Теоретически Октябрьскую революцию <Горький> должен был принять полностью. Однако полностью он ее не принял. Это можно доказать многими фактами. В чем же дело? В том ли, что сильны были пережитки эпохи прошлого или же сама революция дала такие скачки, такие пируэты, которые никак не гармонировали с романтизмом Горького? Задача, решение которой должно быть дано его биографами. <…> С самодержавием Горький мог разговаривать на этом гордом эмигрантском языке. С пролетарской республикой он, «родоначальник пролетарской литературы», он, буревестник, «сын народа», сделавшего величайшую из революций, так разговаривать не смог. В этих взаимоотношениях даже не с советской властью, а с революцией, – корень его мизантропии, в качестве «полувысланного», и его дальнейших настроений. Развести Горького с этой анархо-босяцкой революцией – это не только смешно, но и невозможно, уже потому, что в рядах современной, послереволюционной эмиграции ему место не было и быть не могло: современная русская эмиграция – в массе своей – больше всего на свете ненавидит разного рода буревестников [КУСКОВА].
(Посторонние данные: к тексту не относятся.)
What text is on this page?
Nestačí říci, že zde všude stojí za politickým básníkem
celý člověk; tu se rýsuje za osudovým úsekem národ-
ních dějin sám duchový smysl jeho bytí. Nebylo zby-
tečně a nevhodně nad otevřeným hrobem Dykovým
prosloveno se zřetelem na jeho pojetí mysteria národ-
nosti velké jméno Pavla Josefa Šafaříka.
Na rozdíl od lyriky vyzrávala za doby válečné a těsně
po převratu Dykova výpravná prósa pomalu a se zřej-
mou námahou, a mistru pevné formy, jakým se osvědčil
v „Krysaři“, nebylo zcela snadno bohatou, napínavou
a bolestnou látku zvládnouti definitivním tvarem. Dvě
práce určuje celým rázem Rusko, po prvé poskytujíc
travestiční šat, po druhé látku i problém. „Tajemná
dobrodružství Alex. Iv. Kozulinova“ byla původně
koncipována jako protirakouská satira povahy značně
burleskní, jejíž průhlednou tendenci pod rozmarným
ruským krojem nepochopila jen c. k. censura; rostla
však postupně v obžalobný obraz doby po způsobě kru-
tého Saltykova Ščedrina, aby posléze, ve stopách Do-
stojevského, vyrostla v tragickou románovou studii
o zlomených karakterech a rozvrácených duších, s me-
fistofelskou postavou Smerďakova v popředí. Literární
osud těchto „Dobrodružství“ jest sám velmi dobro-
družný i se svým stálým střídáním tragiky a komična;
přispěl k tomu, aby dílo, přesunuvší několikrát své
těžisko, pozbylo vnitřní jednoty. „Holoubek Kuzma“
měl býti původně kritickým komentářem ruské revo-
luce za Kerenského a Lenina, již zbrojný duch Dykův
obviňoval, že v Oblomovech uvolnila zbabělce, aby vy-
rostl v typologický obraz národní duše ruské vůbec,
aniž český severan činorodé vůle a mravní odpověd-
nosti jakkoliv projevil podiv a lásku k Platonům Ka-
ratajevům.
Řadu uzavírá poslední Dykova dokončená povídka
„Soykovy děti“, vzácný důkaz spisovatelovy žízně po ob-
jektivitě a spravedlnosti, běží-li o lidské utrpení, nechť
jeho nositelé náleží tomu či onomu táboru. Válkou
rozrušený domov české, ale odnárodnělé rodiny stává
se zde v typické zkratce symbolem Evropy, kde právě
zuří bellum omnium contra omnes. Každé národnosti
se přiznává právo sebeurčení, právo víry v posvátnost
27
Поэтому вторая эмиграция Горькова (официально – отъезд на лечение) была столь же неизбежна и обусловлена теми же причинами конфликта с властью, как и первая. Однако его статусное положение в 1921–1929 годах в корне отличалось от того, в каком он пребывал в период 1905–1913 годов. Всю семилетку Каприйской эмиграции Горький официально находился под судом и активно занимался антиправительственной деятельностью. В Сорренто же он жил как пансионер Советского правительства, которое исправно выплачивало ему солидную ренту. Ни о какой серьезной критике власти, не говоря уже о противоборстве с ней, здесь речи быть не могло. Лишь в первый момент, что называется с пылу с жару, очутившись в 1921 году за границей, Горький выступил в Берлине с критикой Советской власти и ее руководителей, впрочем, весьма умеренной и осмотрительной – см. в гл. III и IV о его интервью Шолому Ашу для нью-йоркской газеты «Форвертс» и полемике по этому поводу за рубежом и в СССР.
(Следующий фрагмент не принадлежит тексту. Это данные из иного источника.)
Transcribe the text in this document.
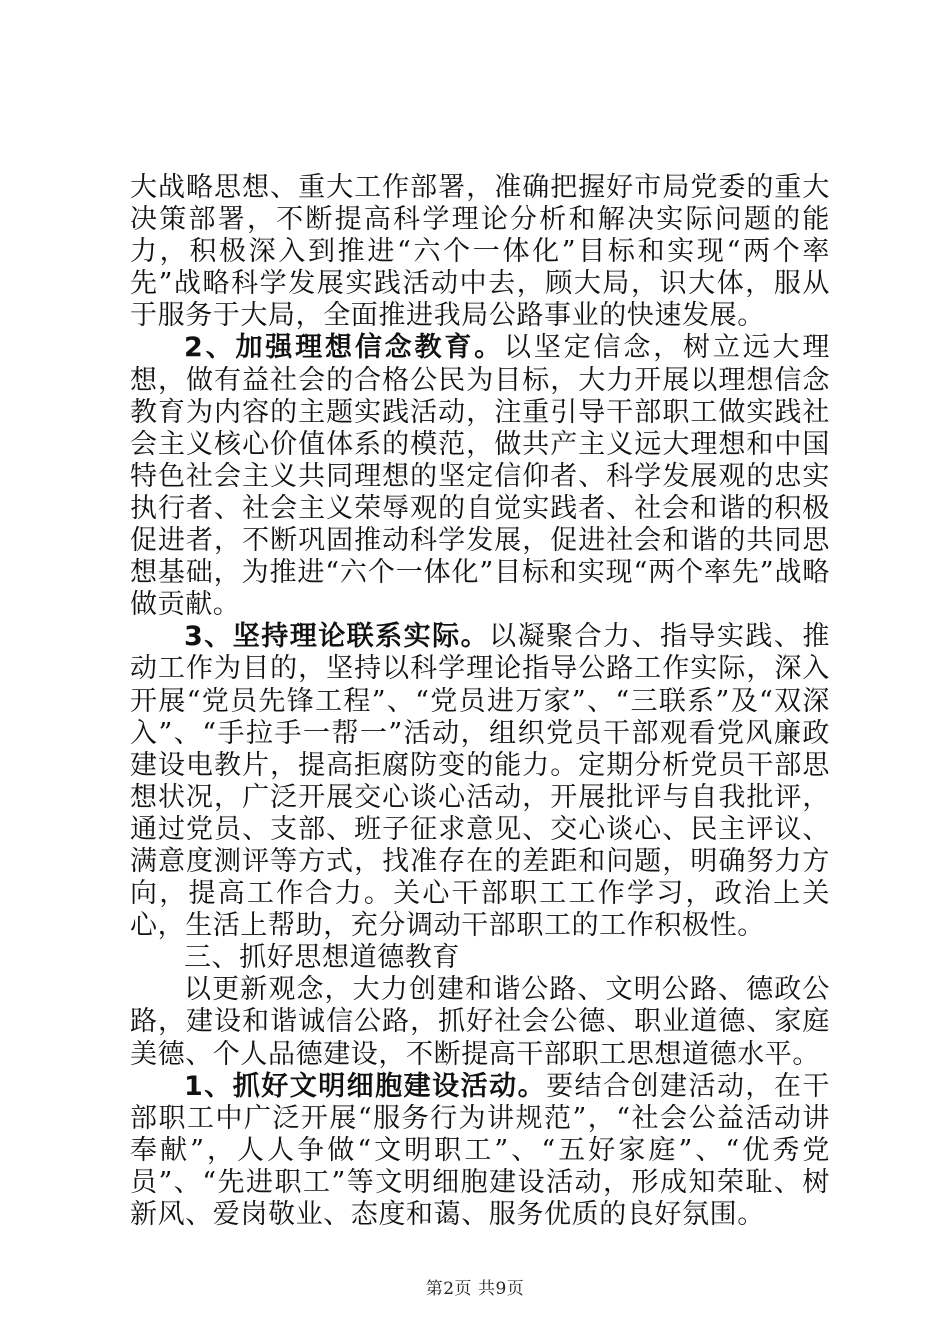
大战略思想、重大工作部署，准确把握好市局党委的重大决策部署，不断提高科学理论分析和解决实际问题的能力，积极深入到推进“六个一体化”目标和实现“两个率先”战略科学发展实践活动中去，顾大局，识大体，服从于服务于大局，全面推进我局公路事业的快速发展。

2、加强理想信念教育。以坚定信念，树立远大理想，做有益社会的合格公民为目标，大力开展以理想信念教育为内容的主题实践活动，注重引导干部职工做实践社会主义核心价值体系的模范，做共产主义远大理想和中国特色社会主义共同理想的坚定信仰者、科学发展观的忠实执行者、社会主义荣辱观的自觉实践者、社会和谐的积极促进者，不断巩固推动科学发展，促进社会和谐的共同思想基础，为推进“六个一体化”目标和实现“两个率先”战略做贡献。

3、坚持理论联系实际。以凝聚合力、指导实践、推动工作为目的，坚持以科学理论指导公路工作实际，深入开展“党员先锋工程”、“党员进万家”、“三联系”及“双深入”、“手拉手一帮一”活动，组织党员干部观看党风廉政建设电教片，提高拒腐防变的能力。定期分析党员干部思想状况，广泛开展交心谈心活动，开展批评与自我批评，通过党员、支部、班子征求意见、交心谈心、民主评议、满意度测评等方式，找准存在的差距和问题，明确努力方向，提高工作合力。关心干部职工工作学习，政治上关心，生活上帮助，充分调动干部职工的工作积极性。

三、抓好思想道德教育

以更新观念，大力创建和谐公路、文明公路、德政公路，建设和谐诚信公路，抓好社会公德、职业道德、家庭美德、个人品德建设，不断提高干部职工思想道德水平。

1、抓好文明细胞建设活动。要结合创建活动，在干部职工中广泛开展“服务行为讲规范”，“社会公益活动讲奉献”，人人争做“文明职工”、“五好家庭”、“优秀党员”、“先进职工”等文明细胞建设活动，形成知荣耻、树新风、爱岗敬业、态度和蔼、服务优质的良好氛围。

第2页 共9页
В статье «О русском крестьянстве» [ГОРЬКИЙ (IV)] – своей самой «одиозной» работе, как по мнению большевиков, запретивших ее к печати в СССР, так и современных критиков писателя[30], Горький четко и последовательно описывает свое видение Революции, отношение к ее большевистским вождям и русскому народу, говоря о котором он – подчеркнем особо! – всегда имел в виду крестьянство, составлявшее более 80 % всего тогдашнего населения России. При всей своей жесткости, нелицеприятности и даже оскорбительности, высказывания Горького о русском народе отнюдь не звучали в то время для русского уха как нонсенс, ибо в своей обличительной публицистике писатель следовал по стопам всех русских революционно настроенных демократов, в частности Герцена и Чернышевского [КАНТОР]. Последний, например, задолго до Горького, выражая аналогичную точку зрения, писал:

Народ невежествен, исполнен грубых предрассудков и слепой ненависти ко всем, отказавшимся от его диких привычек. Он не делает никакой разницы между людьми, носящими немецкое платье; с ними со всеми он стал бы поступать одинаково. Он не пощадит и нашей науки, нашей поэзии, наших искусств; он станет уничтожать нашу цивилизацию [ЧЕРНЫШЕВСКИЙ].

Все убеждения, касательно жестокости Революции, моральной ответственности за них как народа, так и большевистских вождей, высказанные Горьким в этой статье, являлись для него «базовыми» и он по сути своей придерживался их все последующие годы, в том числе и после своего возращения в СССР.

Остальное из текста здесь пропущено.